The desire for acceptance, recognition, and respect from our peers and from our society is very powerful.

It is largely futile to try as individuals, or even as families, to form isolated bulwarks against the overwhelming force of pop culture. The fundamentalist Christians realize this, which is why they are so insistent on mobilizing en masse on political issues and why they are eager to home school, send their children to Christian schools, and create a voucher system as a first step in eliminating public schools. (It is also the reason why they have created Christian rock, Christian radio, Christian bookstores, Christian television stations, etc. They realize the importance of mounting a coherent, coordinated cultural campaign against pop culture.) Advocates of new culture, advocates of a more just, kind, and humane world, those who believe in human potential, all need to realize that their goals are also best realized by means of freeing education from government control.

Although a certain percentage of the high school population is working hard in order to get into competitive colleges (perhaps 20-30%), the vast majority of high school students are devoting only a small fraction of their intellectual and moral energies towards learning. For most middle and high school students, school is a social activity, a kind of game in which the goal is to obtain adequate grades while doing as little real learning as possible. The number of hours wasted, the number of dollars wasted, and the sum of human energy wasted, is colossal. No other sector of the economy has as great a potential for improvements in efficiency.
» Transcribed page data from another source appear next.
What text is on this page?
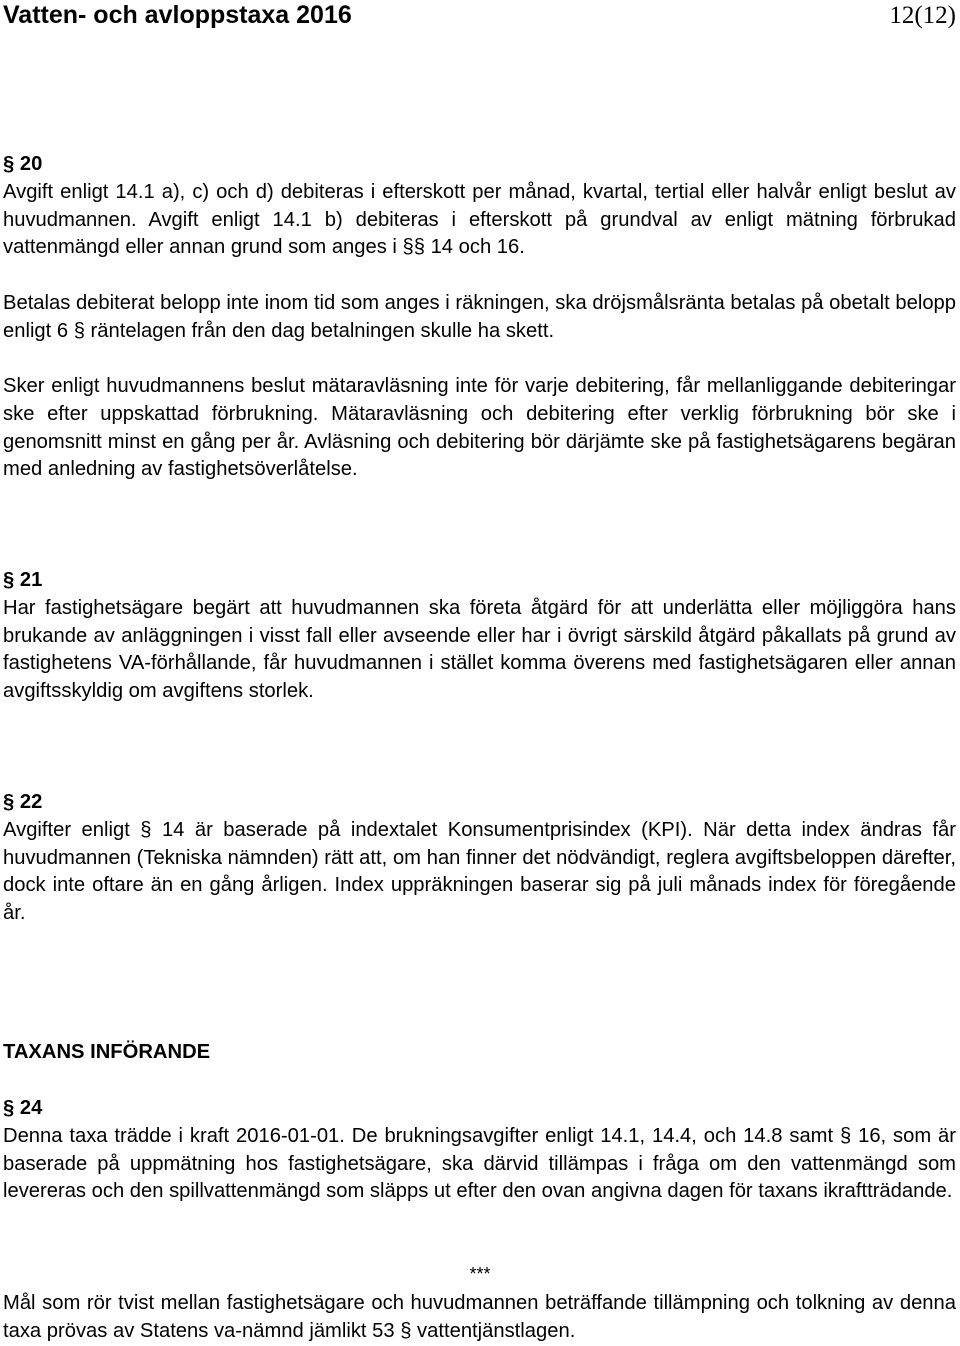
Vatten- och avloppstaxa 2016	12(12)

§ 20

Avgift enligt 14.1 a), c) och d) debiteras i efterskott per månad, kvartal, tertial eller halvår enligt beslut av huvudmannen. Avgift enligt 14.1 b) debiteras i efterskott på grundval av enligt mätning förbrukad vattenmängd eller annan grund som anges i §§ 14 och 16.

Betalas debiterat belopp inte inom tid som anges i räkningen, ska dröjsmålsränta betalas på obetalt belopp enligt 6 § räntelagen från den dag betalningen skulle ha skett.

Sker enligt huvudmannens beslut mätaravläsning inte för varje debitering, får mellanliggande debiteringar ske efter uppskattad förbrukning. Mätaravläsning och debitering efter verklig förbrukning bör ske i genomsnitt minst en gång per år. Avläsning och debitering bör därjämte ske på fastighetsägarens begäran med anledning av fastighetsöverlåtelse.

§ 21

Har fastighetsägare begärt att huvudmannen ska företa åtgärd för att underlätta eller möjliggöra hans brukande av anläggningen i visst fall eller avseende eller har i övrigt särskild åtgärd påkallats på grund av fastighetens VA-förhållande, får huvudmannen i stället komma överens med fastighetsägaren eller annan avgiftsskyldig om avgiftens storlek.

§ 22

Avgifter enligt § 14 är baserade på indextalet Konsumentprisindex (KPI). När detta index ändras får huvudmannen (Tekniska nämnden) rätt att, om han finner det nödvändigt, reglera avgiftsbeloppen därefter, dock inte oftare än en gång årligen. Index uppräkningen baserar sig på juli månads index för föregående år.

TAXANS INFÖRANDE

§ 24

Denna taxa trädde i kraft 2016-01-01. De brukningsavgifter enligt 14.1, 14.4, och 14.8 samt § 16, som är baserade på uppmätning hos fastighetsägare, ska därvid tillämpas i fråga om den vattenmängd som levereras och den spillvattenmängd som släpps ut efter den ovan angivna dagen för taxans ikraftträdande.

***

Mål som rör tvist mellan fastighetsägare och huvudmannen beträffande tillämpning och tolkning av denna taxa prövas av Statens va-nämnd jämlikt 53 § vattentjänstlagen.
As someone who has brought numerous adult professionals into the classroom, I can say that most professional adults, who themselves worked reasonably hard in school and were reasonably polite (they were almost invariably among the 30% who actually worked in school), are shocked when they first teach contemporary students. The level of apathy and indifference to learning — the disrespect for authority — is astounding. “Beavis and Butthead” is a joke very much based in reality. Anyone who doubts this should substitute teach in a local government high school for a week. Be sure to get a course schedule that includes a few non-honors courses; the view from the high end may be misleading.

Comments

  1. Alrenous says:

    It’s hard to reprogram the peer thing. But you can reprogram who your peers are.

    On reflection, the fact I chose Aristotle and so on probably doesn’t help my o’erweening arrogance.

    Still, fun exercise:
    There was a Christian sect that believed that instead of Saint Peter, it was a jury that determined whether you got in.
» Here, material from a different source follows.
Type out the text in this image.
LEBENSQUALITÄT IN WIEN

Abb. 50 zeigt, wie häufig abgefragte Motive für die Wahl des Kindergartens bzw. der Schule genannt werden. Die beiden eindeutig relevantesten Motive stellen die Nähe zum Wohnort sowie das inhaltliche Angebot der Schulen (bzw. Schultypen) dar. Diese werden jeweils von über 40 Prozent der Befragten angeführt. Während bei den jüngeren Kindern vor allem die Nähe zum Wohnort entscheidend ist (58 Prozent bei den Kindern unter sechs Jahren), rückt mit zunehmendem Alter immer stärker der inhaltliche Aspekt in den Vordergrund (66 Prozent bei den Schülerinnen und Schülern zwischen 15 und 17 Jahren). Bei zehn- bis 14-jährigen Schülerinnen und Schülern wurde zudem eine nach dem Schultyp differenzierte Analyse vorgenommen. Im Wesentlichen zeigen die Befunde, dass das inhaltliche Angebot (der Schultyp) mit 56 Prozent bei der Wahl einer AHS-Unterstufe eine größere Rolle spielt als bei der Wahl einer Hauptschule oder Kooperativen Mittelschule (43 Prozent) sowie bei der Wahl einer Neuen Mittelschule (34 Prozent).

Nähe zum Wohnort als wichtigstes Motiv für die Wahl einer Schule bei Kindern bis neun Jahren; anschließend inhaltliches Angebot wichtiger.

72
    So, jury of 12, who would you hope was on yours?

    Aristotle, Plato, Socrates, Alexander, Feynmann, Darwin, Faraday, Nietzsche, Kant, Siddhartha, Cowperthwaite, One of Patton or Rommel.
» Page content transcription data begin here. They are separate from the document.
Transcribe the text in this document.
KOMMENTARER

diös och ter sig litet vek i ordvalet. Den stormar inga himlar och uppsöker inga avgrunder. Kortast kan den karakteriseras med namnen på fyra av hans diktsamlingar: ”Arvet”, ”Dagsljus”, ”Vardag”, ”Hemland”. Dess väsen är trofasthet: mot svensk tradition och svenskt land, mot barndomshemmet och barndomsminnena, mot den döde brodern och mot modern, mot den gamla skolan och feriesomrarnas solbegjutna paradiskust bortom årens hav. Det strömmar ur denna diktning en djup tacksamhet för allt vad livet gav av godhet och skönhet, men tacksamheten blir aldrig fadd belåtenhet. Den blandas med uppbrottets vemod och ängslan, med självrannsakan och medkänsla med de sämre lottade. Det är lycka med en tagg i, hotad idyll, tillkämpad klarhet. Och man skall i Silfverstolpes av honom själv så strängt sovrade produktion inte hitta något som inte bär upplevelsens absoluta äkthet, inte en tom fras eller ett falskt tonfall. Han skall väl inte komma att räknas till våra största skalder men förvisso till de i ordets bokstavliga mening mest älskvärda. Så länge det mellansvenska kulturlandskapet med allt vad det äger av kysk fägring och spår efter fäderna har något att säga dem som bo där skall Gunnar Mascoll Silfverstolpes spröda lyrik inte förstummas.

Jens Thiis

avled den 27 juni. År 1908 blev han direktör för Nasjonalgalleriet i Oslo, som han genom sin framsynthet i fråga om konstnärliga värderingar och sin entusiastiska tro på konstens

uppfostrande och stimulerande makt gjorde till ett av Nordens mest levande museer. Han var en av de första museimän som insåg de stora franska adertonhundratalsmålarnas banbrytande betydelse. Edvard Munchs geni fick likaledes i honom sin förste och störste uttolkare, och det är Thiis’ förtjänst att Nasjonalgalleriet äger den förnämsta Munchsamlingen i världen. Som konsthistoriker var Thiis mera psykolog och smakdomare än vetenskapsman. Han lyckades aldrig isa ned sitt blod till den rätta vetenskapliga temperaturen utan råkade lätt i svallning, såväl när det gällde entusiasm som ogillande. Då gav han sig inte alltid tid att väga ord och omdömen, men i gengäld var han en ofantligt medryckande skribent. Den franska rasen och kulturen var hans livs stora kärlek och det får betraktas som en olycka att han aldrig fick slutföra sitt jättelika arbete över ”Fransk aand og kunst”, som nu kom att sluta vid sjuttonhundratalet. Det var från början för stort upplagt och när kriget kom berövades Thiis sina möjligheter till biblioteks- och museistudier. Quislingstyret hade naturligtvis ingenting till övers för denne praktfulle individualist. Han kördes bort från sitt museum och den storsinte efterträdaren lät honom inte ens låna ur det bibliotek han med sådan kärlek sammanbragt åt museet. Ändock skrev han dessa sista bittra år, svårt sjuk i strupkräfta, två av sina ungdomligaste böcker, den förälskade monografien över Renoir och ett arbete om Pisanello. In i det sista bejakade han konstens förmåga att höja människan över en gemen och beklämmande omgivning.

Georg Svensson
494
    With some research I could do better…but this is a blog comment. I’d like to fit a Stuart in there, but meh.

  2. Aretae says:

    Little cocky still, Alrenous?

  3. Isegoria says:

    “Let me put it this way: Have you ever heard of Plato? Aristotle? Socrates? Morons!”

  4. I don’t know that I’d want a slice off the top of humanity’s most incisive and wise sitting on my dread judgment panel.

    Going the other way would likely be bad, too.

    I’d like a selection of the gullible, the average, the easily swayed, thank you.

  5. Alrenous says:

    Gustav:

    Since it’s not actually going to happen, the point is to live as if I had to impress these people. It helps focus the mind on the important over the urgent.

    Aretae:

    Nothing little about it. All I can hope to do is ramp up my performance to match my confidence.